1. Marco Gervasoni scrive un tweet e si ritrova i carabinieri in casa dalle 7 del mattino alle 21 della sera perché coinvolto in un’inchiesta per vilipendio al presidente della Repubblica.

2. Un liceale di Fano protesta pacificamente e chiede di poter sedere al suo banco in aula senza indossare la mascherina – esattamente come prevedono le norme: in situazione statica e con distanziamento non c’è obbligo di mascherina – e subisce un Tso (trattamento obbligatorio sanitario).

3. Il disegno di legge del deputato Zan trasforma, come ormai è venuto fuori con chiarezza leggendo il testo, opinioni in reati e invece di prendere atto di questa situazione anticostituzionale si insiste nel voler tradurre il disegno in legge usando la maggioranza contro l’articolo 21 della Costituzione.

In un paese civile, questi tre fatti non solo dovrebbero allertare le coscienze ma non dovrebbero proprio accadere. Ma la nostra democrazia, come ha avuto modo di scrivere ieri sul Corriere della Sera Angelo Panebianco, è difficile. Forse, è anche qualcosa in più di una “democrazia difficile”. Considerando i fatti – e, ripeto, tanti altri se ne possono citare, persino quello in cui si ipotizzò da parte dell’allora leader del M5S, Luigi Di Maio, di mettere il presidente Mattarella in stato d’accusa – si nota che ciò che si vuole neutralizzare e addirittura negare è l’anima stessa della democrazia liberale: il dissenso. Gaetano Salvemini diceva che senza dissenso non c’è libertà. Ora, proprio questo è il punto: la cultura politica italiana – e, direi, la cultura tout-court – ha una scarsa considerazione del principio teorico e morale della libertà. O, se volete, la può anche teorizzare ma per poi negarla nei fatti.

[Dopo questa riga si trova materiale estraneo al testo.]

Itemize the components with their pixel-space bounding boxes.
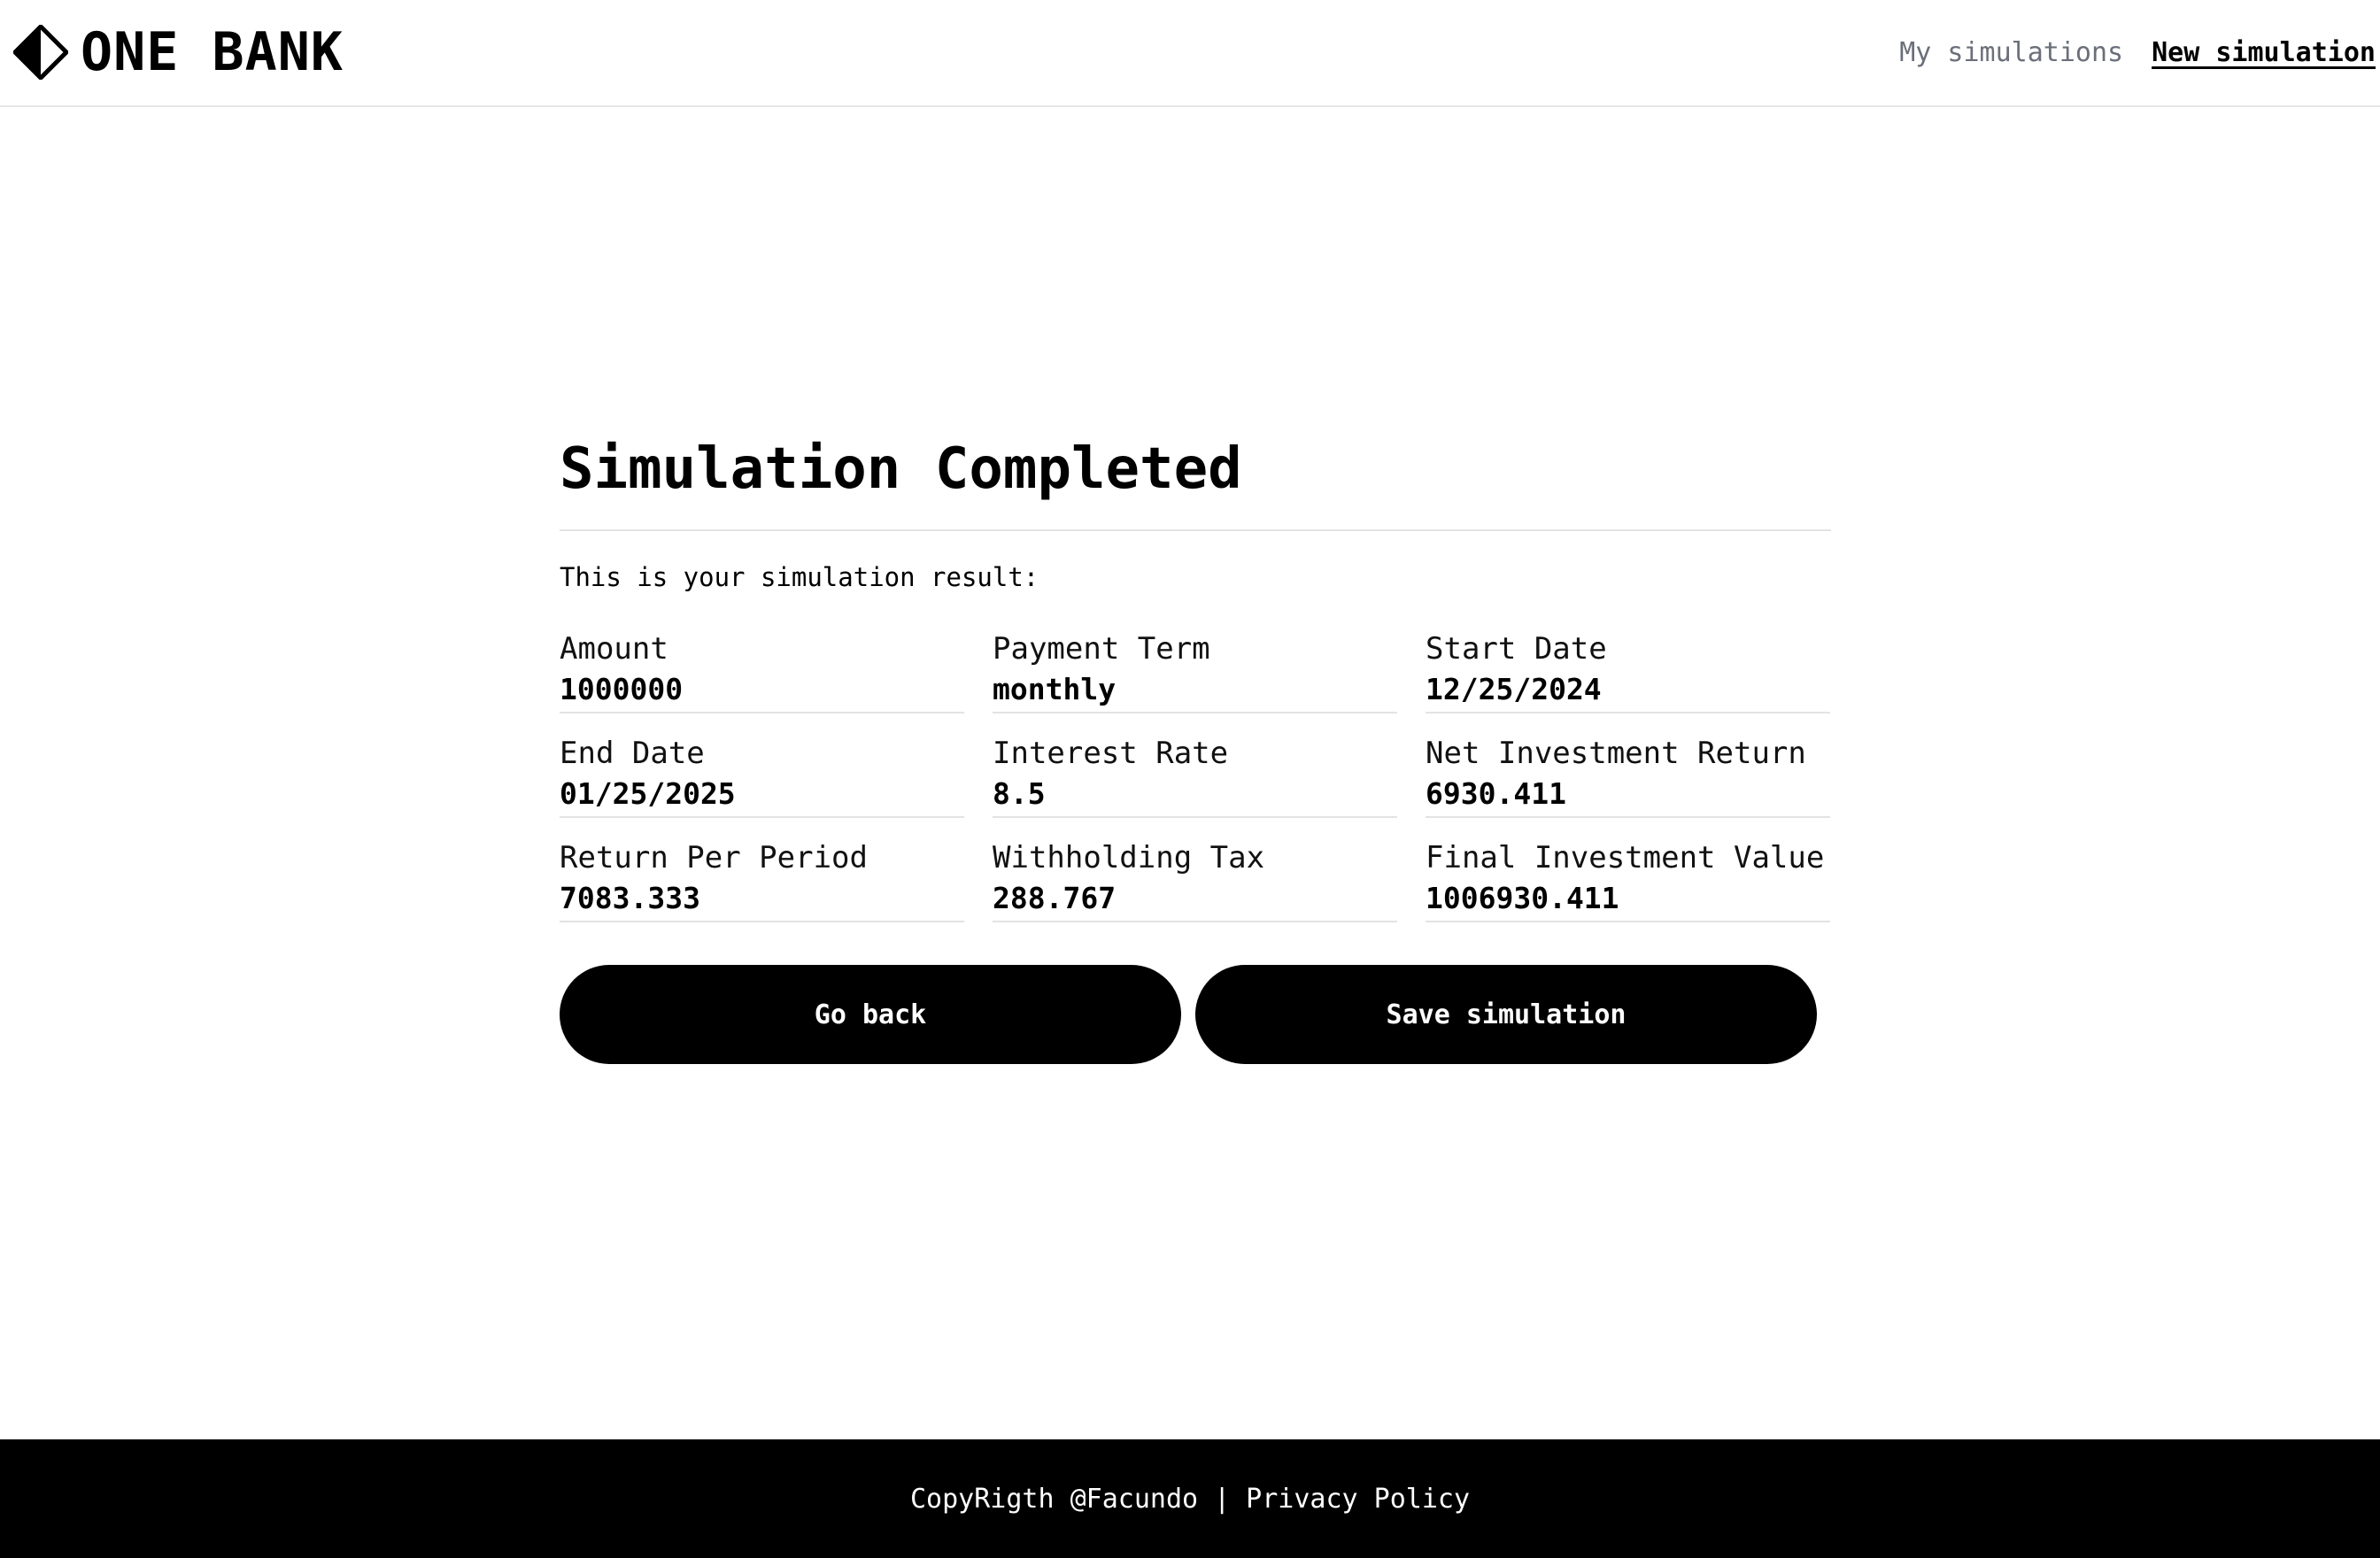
field-return-per-period: Return Per Period 7083.333 (560, 837, 964, 922)
top-navbar: ONE BANK My simulations New simulation (0, 0, 2380, 107)
go-back-button[interactable]: Go back (560, 965, 1181, 1064)
field-value: 12/25/2024 (1426, 672, 1602, 706)
field-value: 01/25/2025 (560, 776, 736, 811)
field-end-date: End Date 01/25/2025 (560, 733, 964, 818)
field-label: Start Date (1426, 631, 1607, 667)
field-value: 1000000 (560, 672, 684, 706)
main-nav: My simulations New simulation (1899, 32, 2376, 74)
privacy-policy-link[interactable]: Privacy Policy (1246, 1484, 1470, 1515)
brand[interactable]: ONE BANK (13, 21, 344, 83)
field-label: Withholding Tax (993, 840, 1265, 875)
field-interest-rate: Interest Rate 8.5 (993, 733, 1397, 818)
field-net-investment-return: Net Investment Return 6930.411 (1426, 733, 1830, 818)
field-value: 6930.411 (1426, 776, 1566, 811)
field-value: monthly (993, 672, 1117, 706)
nav-link-my-simulations[interactable]: My simulations (1899, 32, 2123, 74)
field-final-investment-value: Final Investment Value 1006930.411 (1426, 837, 1830, 922)
field-label: Final Investment Value (1426, 840, 1825, 875)
field-amount: Amount 1000000 (560, 629, 964, 713)
field-value: 288.767 (993, 881, 1117, 915)
field-label: Interest Rate (993, 736, 1229, 771)
footer: CopyRigth @Facundo | Privacy Policy (0, 1439, 2380, 1558)
result-intro-text: This is your simulation result: (560, 562, 1039, 592)
field-label: Payment Term (993, 631, 1210, 667)
field-withholding-tax: Withholding Tax 288.767 (993, 837, 1397, 922)
copyright-text: CopyRigth @Facundo (909, 1483, 1199, 1515)
diamond-half-logo-icon (13, 25, 68, 80)
field-label: End Date (560, 736, 705, 771)
page-title: Simulation Completed (560, 432, 1831, 531)
result-fields-grid: Amount 1000000 Payment Term monthly Star… (560, 629, 1831, 922)
field-payment-term: Payment Term monthly (993, 629, 1397, 713)
field-value: 7083.333 (560, 881, 700, 915)
nav-link-new-simulation[interactable]: New simulation (2152, 32, 2376, 74)
save-simulation-button[interactable]: Save simulation (1195, 965, 1817, 1064)
field-value: 1006930.411 (1426, 881, 1619, 915)
field-label: Net Investment Return (1426, 736, 1806, 771)
page: ONE BANK My simulations New simulation S… (0, 0, 2380, 1558)
field-start-date: Start Date 12/25/2024 (1426, 629, 1830, 713)
footer-separator: | (1214, 1483, 1231, 1515)
simulation-result-card: Simulation Completed This is your simula… (560, 432, 1831, 1064)
brand-name: ONE BANK (81, 21, 344, 83)
field-label: Amount (560, 631, 668, 667)
field-value: 8.5 (993, 776, 1046, 811)
action-buttons: Go back Save simulation (560, 965, 1831, 1064)
field-label: Return Per Period (560, 840, 868, 875)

Quanto stiamo vivendo da un anno a questa parte – ma si può anche risalire più indietro nel tempo all’inizio di questa legislatura – ce lo dice con grande chiarezza. La risposta che è stata data all’epidemia è stata tutta giocata sul ricorso alle chiusure, ai divieti, al lockdown e, insomma, alla negazione della libertà e delle sue garanzie costituzionali. E, tuttavia, per capire il “caso italiano” ormai anche questa elementare considerazione è insufficiente. Infatti, per ottenere un risultato di controllo dell’epidemia – ammesso e non concesso che il lockdown funzioni – si può anche convenire nell’adottare misure d’emergenza.

È stato fatto anche in altri Stati. Ma in Italia, purtroppo, si è andati ben oltre la semplice adozione di misure restrittive e si è trasformata fin da subito l’emergenza in normalità, la sicurezza (ipotetica) in ideologia, e si è arrivati a teorizzare cose folli come il primato della salute sulla libertà, come se davvero fosse possibile l’esistenza della salute senza la libertà. E proprio su questa follia teorica e politica è partita la caccia a chi dissentiva o semplicemente viveva la situazione conservando equilibrio e buonsenso. In Italia le misure restrittive si sono subito trasformate in una cultura illiberale in cui il governante di turno si è presentato come una sorta di padreterno. Nemmeno la nostra indole nazionale tendente alla commedia ci ha salvati questa volta e si è caduti nella più totale stupidità del potere: ricorderete senz’altro la storia tragicomica dei 60mila assistenti civici.